A PROFESSOR who brought together the worlds of physics and archaeology has died at the age of 95.

Martin Aitken, a fellow of Linacre College, was a scientist who, with the archaeologist Christopher Hawkes, helped coin the term ‘archaeometry’.

His work helped bring major developments in dating archaeological discoveries from as early as the Lower Palaeolithic period.

He became Oxford professor of archaeometry in 1985.

Prof Aitken was born in Stamford, Lincolnshire, to parents Percy and Ethel in March 1922.

He was educated at Stamford School before going to study physics at Wadham College, Oxford.

Based at the Oxford Research Laboratory for Archaeology and the History of Art from 1957, Prof Aitken expanded on research into radiocarbon dating.

He developed equipment to detect and date buried archaeological remains by measuring differences in the earth's magnetic intensity.

In the 1960s he began to use thermoluminescence, a phenomenon that was little known at the time. When ceramic or lava are heated, they release electrons that become trapped within imperfections in their structure during firing.

By measuring these, the length of time since their initial exposure to heat can be ascertained.

Thermoluminescence enabled dating as far back as the lower palaeolithic period – for which dating was otherwise elusive.

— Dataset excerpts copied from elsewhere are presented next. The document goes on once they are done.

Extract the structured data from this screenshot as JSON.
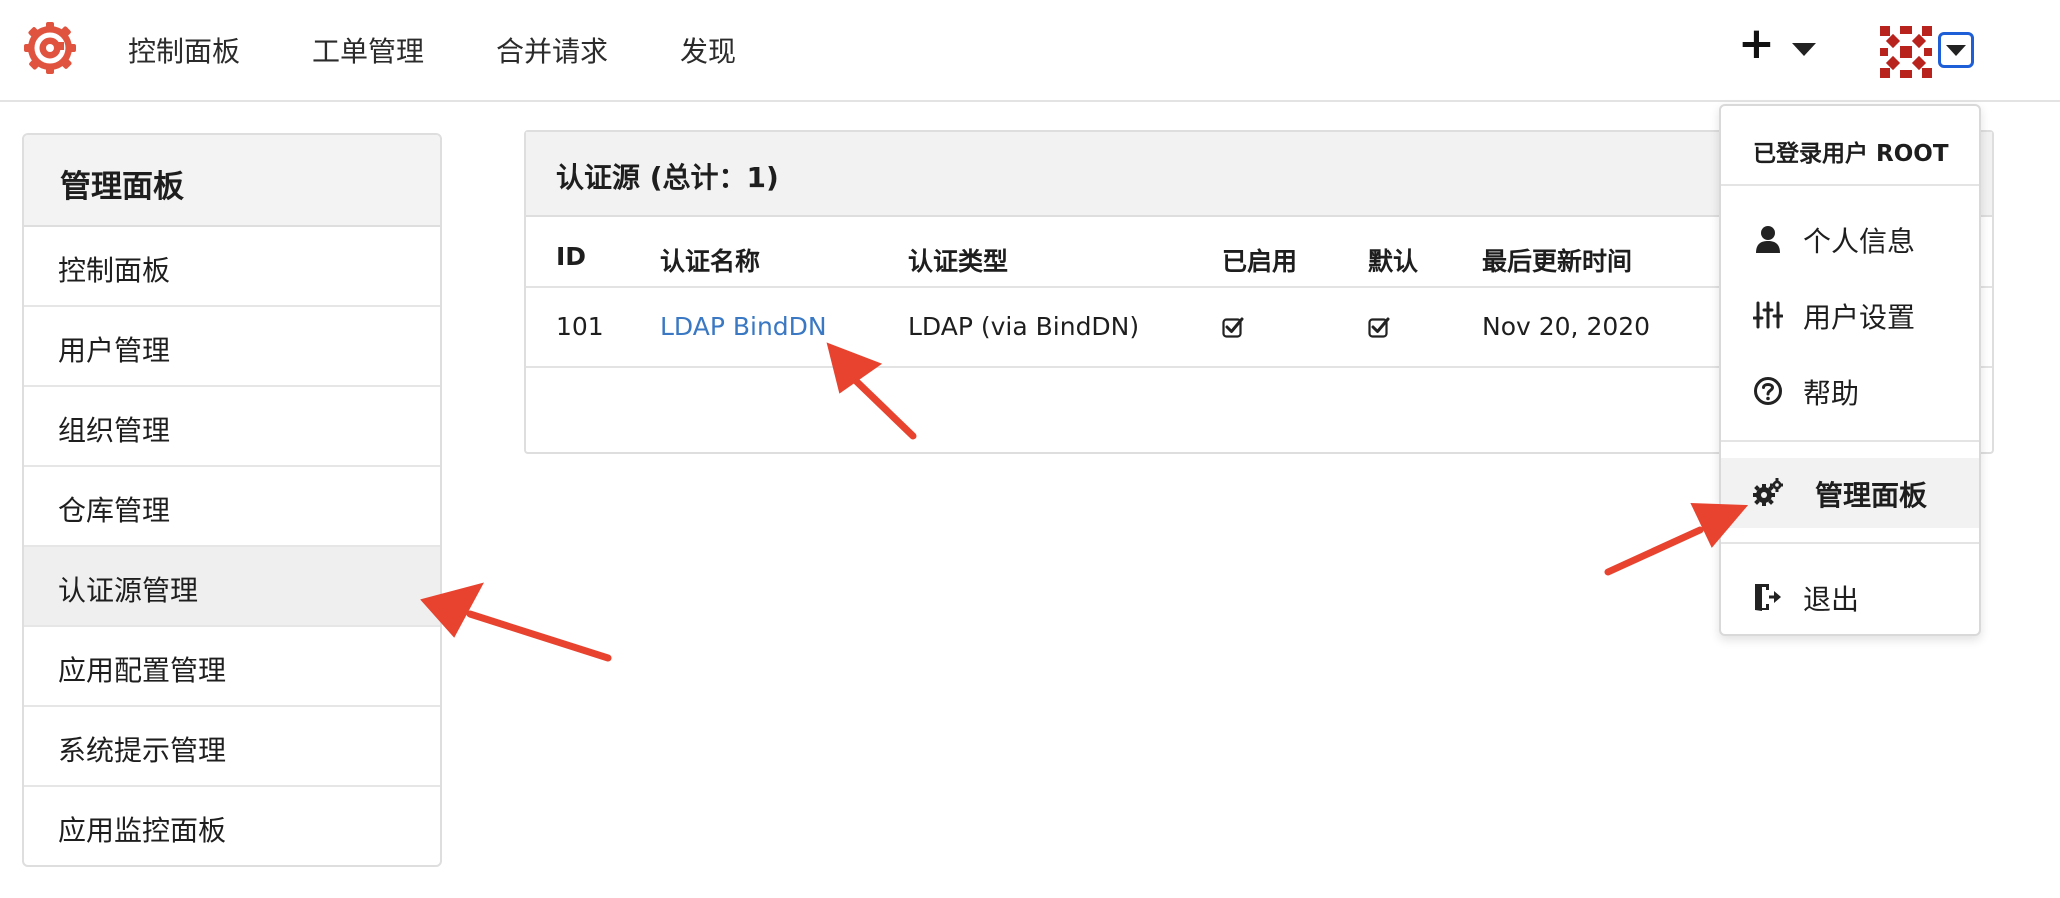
{
  "nav": {
    "items": [
      "控制面板",
      "工单管理",
      "合并请求",
      "发现"
    ],
    "create_glyph": "+"
  },
  "sidebar": {
    "title": "管理面板",
    "items": [
      "控制面板",
      "用户管理",
      "组织管理",
      "仓库管理",
      "认证源管理",
      "应用配置管理",
      "系统提示管理",
      "应用监控面板"
    ],
    "active_index": 4
  },
  "panel": {
    "title": "认证源 (总计：1)",
    "columns": [
      "ID",
      "认证名称",
      "认证类型",
      "已启用",
      "默认",
      "最后更新时间"
    ],
    "rows": [
      {
        "id": "101",
        "name": "LDAP BindDN",
        "type": "LDAP (via BindDN)",
        "enabled": true,
        "default": true,
        "updated": "Nov 20, 2020"
      }
    ]
  },
  "dropdown": {
    "header": "已登录用户 ROOT",
    "items": [
      {
        "label": "个人信息",
        "icon": "user-icon"
      },
      {
        "label": "用户设置",
        "icon": "sliders-icon"
      },
      {
        "label": "帮助",
        "icon": "question-circle-icon"
      },
      {
        "label": "管理面板",
        "icon": "gears-icon",
        "active": true
      },
      {
        "label": "退出",
        "icon": "sign-out-icon"
      }
    ]
  },
  "colors": {
    "logo": "#e0533f",
    "link": "#3a78c3",
    "arrow": "#e8432f",
    "focus": "#1e5fd8"
  }
}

He later developed a similar technique of his own which remains a significant method of dating sediment.

The work of Prof Aitken changed some assumptions regarding the age of several well-known artefacts.

He married Joan in 1947, who he met during the Second World War at a radar station when she was in the Women’s Auxiliary Air Force.

They had five children and live together in a cottage near Oxford, often taking the family on archaeological digs.

He retired to the Monts de Forez in France in 1996.

When Joan died in 2005, he stayed on there with the support of the community and his daughter Jennifer.

He is remembered as a generous, likeable man with an insightful, logical mind.

He was also a competitive sailor and enjoyed camping.

Prof Aitken is survived by his daughters – Sara, Jennifer, Hannah and Jessica – and by nine grandchildren and five great-grandchildren. Niall, his son, died in 2015.